Jonathan Burkhead, OpenText

Burkhead touched on some of the exasperating difficulties the treasury faced: “We had no coherent bank strategy to take on new acquisitions. We struggled to manage the many users that accessed the bank systems. The risk of fraud was higher: we just didn’t have the visibility and control that we needed.” The company was also paying higher bank fees, while KYC and AML requirements had become onerous.

Since it was founded in 1991, OpenText has spent $6.2 billion-worth of capital on 60 acquisition deals. Fifteen of these, worth $4.8 billion, were completed in the past six years. To counter this expansion, the company has had to take action to simplify its bank relationships, accounts, cash pooling structures and legal entities. Through ruthless cutting and restructuring, Burkhead’s team has managed to extract $25 million dollars of working capital, generate savings in excess of $2 million a year and create operating efficiencies of more than $400,000 a year. Just as importantly, the company is now able to access cash for acquisitions within days.

The first step towards simplification began in 2013, with the implementation of a single treasury management system (TMS). Burkhead said treasury’s vision was “a single source of truth, a place we could go for all our bank transactions”. They chose Kyriba’s software as a service (SaaS) model because “we liked the SaaS model, we also liked that we didn’t need to find internal IT resources, given the scarcity.”
Automation of processes and reporting were key goals for Burkhead and his team, who aimed to simplify their daily balances and statements, as well as streamline payments and forecasting for the company’s 155 entities: “Our requirements were not that complex or difficult, there were just a lot of moving parts and a lot of banks to connect to. But basically we just wanted to reduce the amount of time it took to mobilise cash for acquisitions in the future and for investments.”
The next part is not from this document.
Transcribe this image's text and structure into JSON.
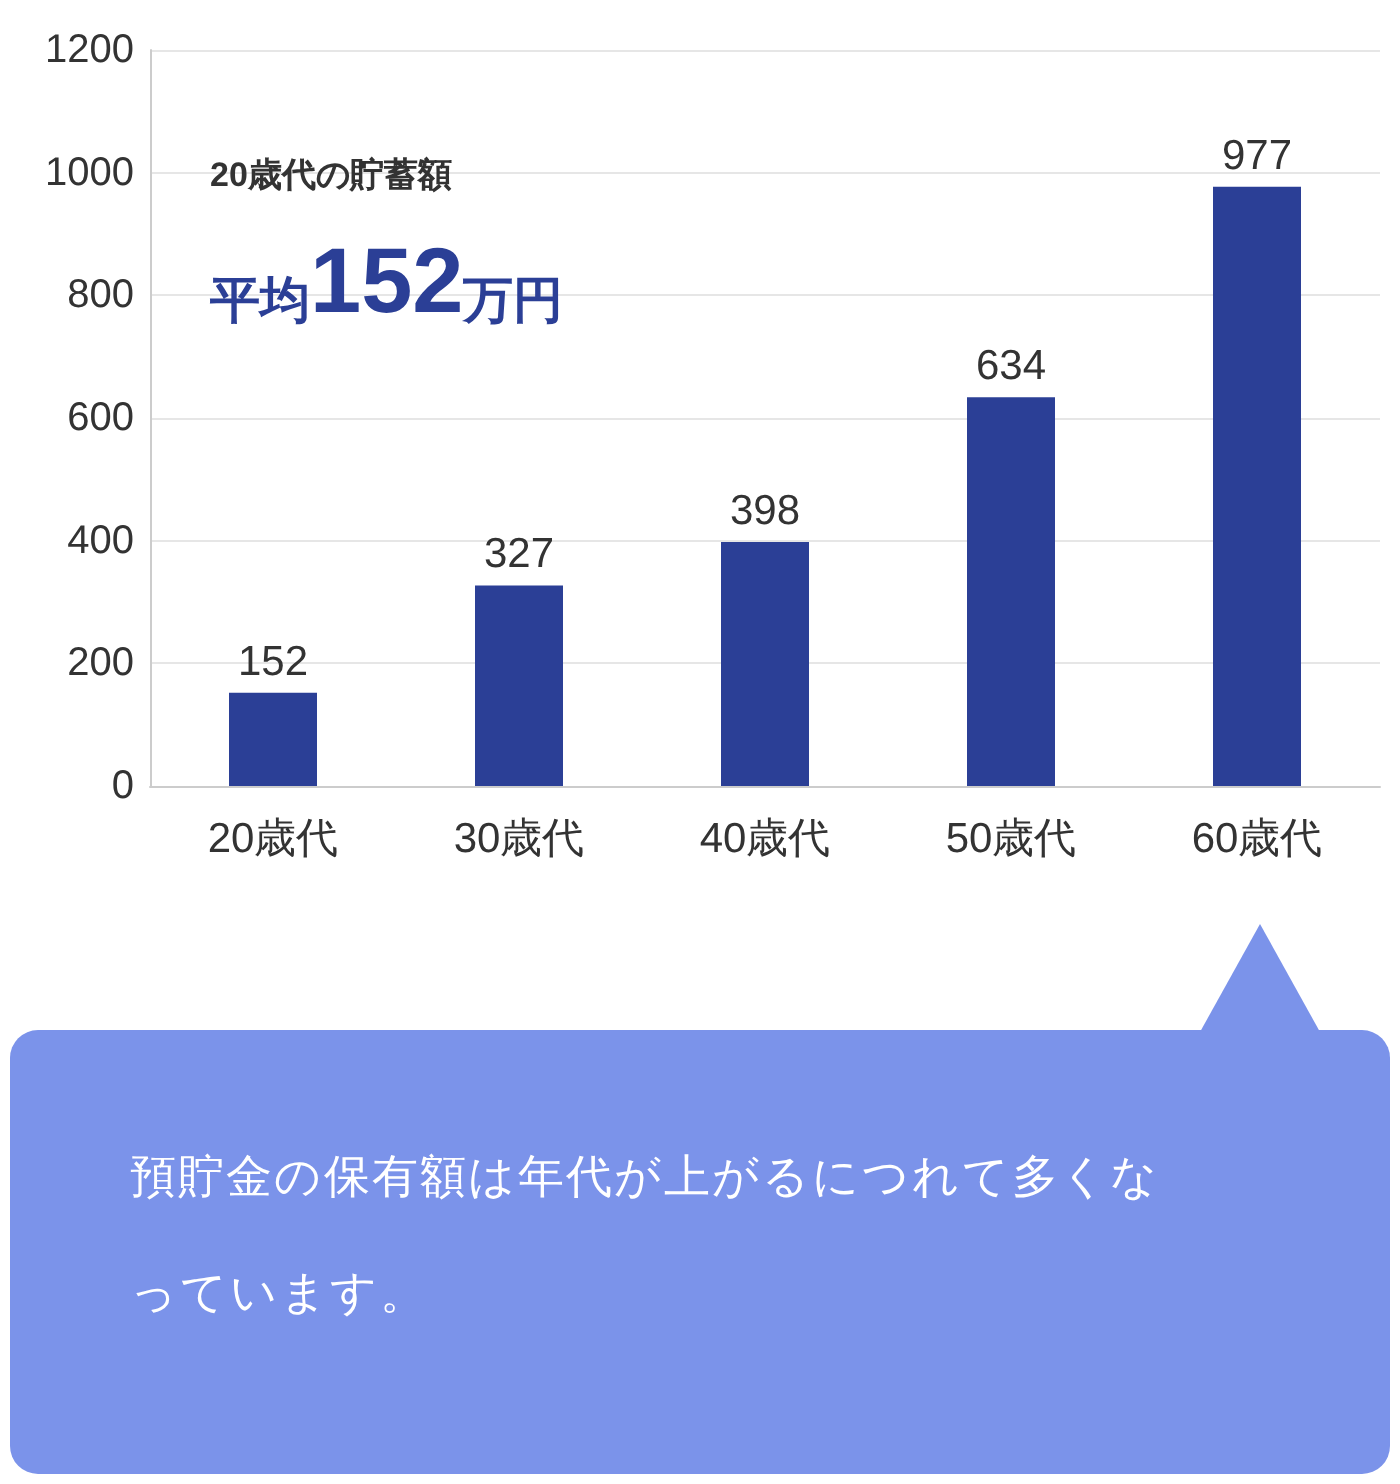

The second leg of the transformation involved rationalising OpenText’s banking network. The request for proposals (RFP) process required careful consideration as many of the banks were also OpenText customers. Five main relationship banks were chosen for each of the company’s main operating regions (JPMorgan in the US, Citi in EMEA, HSBC in APAC, RBC in Canada, and Bank of America for Latin America). The end result reduced the banks from 120 to just 30. As for bank accounts, the company began the transformation process with more than 420 and eventually reduced these to 190. Burkhead was pleased to admit that this process brought huge benefits: “We created a bank strategy with which we can integrate our systems and take in future acquisitions. We reduced administration by eliminating banks and accounts, we reduced costs by leveraging our volumes over fewer banks, we improved control by reducing bank accounts and getting good visibility, as well as reducing the amount of fraud. We’re expecting to save over a $1.5 million now as a result of this.”
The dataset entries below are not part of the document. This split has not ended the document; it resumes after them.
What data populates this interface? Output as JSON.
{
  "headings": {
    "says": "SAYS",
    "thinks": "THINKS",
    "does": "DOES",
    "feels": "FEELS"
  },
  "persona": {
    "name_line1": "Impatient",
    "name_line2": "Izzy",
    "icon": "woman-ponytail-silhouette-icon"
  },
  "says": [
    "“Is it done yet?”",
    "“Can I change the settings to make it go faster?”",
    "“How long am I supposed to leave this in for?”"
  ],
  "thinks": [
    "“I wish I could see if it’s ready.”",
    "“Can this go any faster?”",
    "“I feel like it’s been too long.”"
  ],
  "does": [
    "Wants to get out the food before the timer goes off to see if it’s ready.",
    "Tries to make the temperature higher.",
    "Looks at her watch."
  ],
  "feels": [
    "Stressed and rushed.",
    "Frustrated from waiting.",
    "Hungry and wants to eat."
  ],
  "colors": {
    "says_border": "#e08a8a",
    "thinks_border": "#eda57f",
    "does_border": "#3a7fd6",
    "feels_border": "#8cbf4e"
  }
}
It was at this point that OpenText decided to use one of its own products, Trading Grid, as a payments hub to streamline accounts payable (AP). As Burkhead noted, his treasury team now uses Trading Grid to “get daily balances and statements, map and deliver our payment files to the banks, integrate with Kyriba and SAP, and connect to Swift”.
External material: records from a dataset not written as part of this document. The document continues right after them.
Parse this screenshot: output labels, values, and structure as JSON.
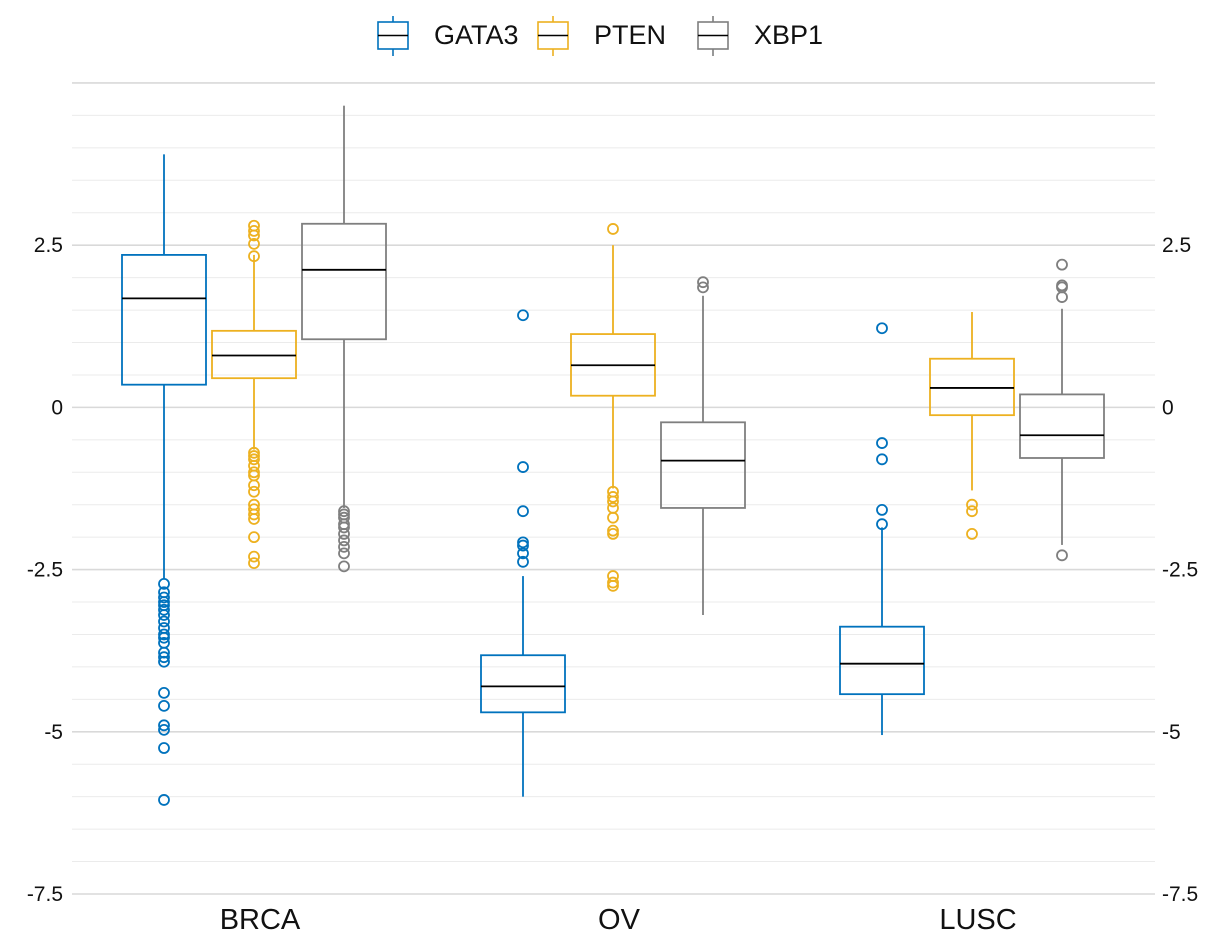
{
  "chart_data": {
    "type": "boxplot",
    "categories": [
      "BRCA",
      "OV",
      "LUSC"
    ],
    "ylim": [
      -7.5,
      5.2
    ],
    "yticks": [
      {
        "value": 2.5,
        "label": "2.5"
      },
      {
        "value": 0,
        "label": "0"
      },
      {
        "value": -2.5,
        "label": "-2.5"
      },
      {
        "value": -5,
        "label": "-5"
      },
      {
        "value": -7.5,
        "label": "-7.5"
      }
    ],
    "grid": true,
    "legend_position": "top",
    "colors": {
      "GATA3": "#0072BD",
      "PTEN": "#EDB120",
      "XBP1": "#7F7F7F",
      "median": "#000000",
      "grid": "#DCDCDC"
    },
    "series": [
      {
        "name": "GATA3",
        "boxes": [
          {
            "category": "BRCA",
            "lower_whisker": -2.65,
            "q1": 0.35,
            "median": 1.68,
            "q3": 2.35,
            "upper_whisker": 3.9,
            "outliers": [
              -2.72,
              -2.85,
              -2.93,
              -3.0,
              -3.05,
              -3.12,
              -3.2,
              -3.3,
              -3.4,
              -3.5,
              -3.55,
              -3.63,
              -3.78,
              -3.85,
              -3.92,
              -4.4,
              -4.6,
              -4.9,
              -4.97,
              -5.25,
              -6.05
            ]
          },
          {
            "category": "OV",
            "lower_whisker": -6.0,
            "q1": -4.7,
            "median": -4.3,
            "q3": -3.82,
            "upper_whisker": -2.6,
            "outliers": [
              1.42,
              -0.92,
              -1.6,
              -2.08,
              -2.13,
              -2.25,
              -2.38
            ]
          },
          {
            "category": "LUSC",
            "lower_whisker": -5.05,
            "q1": -4.42,
            "median": -3.95,
            "q3": -3.38,
            "upper_whisker": -1.85,
            "outliers": [
              1.22,
              -0.55,
              -0.8,
              -1.58,
              -1.8
            ]
          }
        ]
      },
      {
        "name": "PTEN",
        "boxes": [
          {
            "category": "BRCA",
            "lower_whisker": -0.65,
            "q1": 0.45,
            "median": 0.8,
            "q3": 1.18,
            "upper_whisker": 2.35,
            "outliers": [
              2.8,
              2.72,
              2.65,
              2.52,
              2.33,
              -0.7,
              -0.75,
              -0.8,
              -0.9,
              -1.0,
              -1.05,
              -1.2,
              -1.3,
              -1.5,
              -1.57,
              -1.65,
              -1.72,
              -2.0,
              -2.3,
              -2.4
            ]
          },
          {
            "category": "OV",
            "lower_whisker": -1.25,
            "q1": 0.18,
            "median": 0.65,
            "q3": 1.13,
            "upper_whisker": 2.5,
            "outliers": [
              2.75,
              -1.3,
              -1.38,
              -1.45,
              -1.55,
              -1.7,
              -1.9,
              -1.95,
              -2.6,
              -2.7,
              -2.75
            ]
          },
          {
            "category": "LUSC",
            "lower_whisker": -1.28,
            "q1": -0.12,
            "median": 0.3,
            "q3": 0.75,
            "upper_whisker": 1.47,
            "outliers": [
              -1.5,
              -1.6,
              -1.95
            ]
          }
        ]
      },
      {
        "name": "XBP1",
        "boxes": [
          {
            "category": "BRCA",
            "lower_whisker": -1.55,
            "q1": 1.05,
            "median": 2.12,
            "q3": 2.83,
            "upper_whisker": 4.65,
            "outliers": [
              -1.6,
              -1.65,
              -1.7,
              -1.8,
              -1.85,
              -1.95,
              -2.05,
              -2.15,
              -2.25,
              -2.45
            ]
          },
          {
            "category": "OV",
            "lower_whisker": -3.2,
            "q1": -1.55,
            "median": -0.82,
            "q3": -0.23,
            "upper_whisker": 1.72,
            "outliers": [
              1.93,
              1.85
            ]
          },
          {
            "category": "LUSC",
            "lower_whisker": -2.12,
            "q1": -0.78,
            "median": -0.43,
            "q3": 0.2,
            "upper_whisker": 1.52,
            "outliers": [
              2.2,
              1.88,
              1.85,
              1.7,
              -2.28
            ]
          }
        ]
      }
    ]
  }
}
The third part of OpenText’s journey was to put in place a streamlined pooling structure. In Europe, Middle East and Africa (EMEA) the company was able to set up four header accounts for each of their four main currencies: euro, sterling, US dollar and Swiss franc. About 65 bank accounts are now zero-balanced each day into one of the four header accounts, making cash more readily available at short notice. Burkhead explained why this is so crucial for OpenText: “By pooling we achieved a simplification of cash management: it’s easier to manage our cash for acquisitions in a matter of days compared to weeks or months previously. We’ve been able to smooth out the cash variability in the accounts and extracted $25 million dollars of working capital, which we can now use for acquisitions or investments.”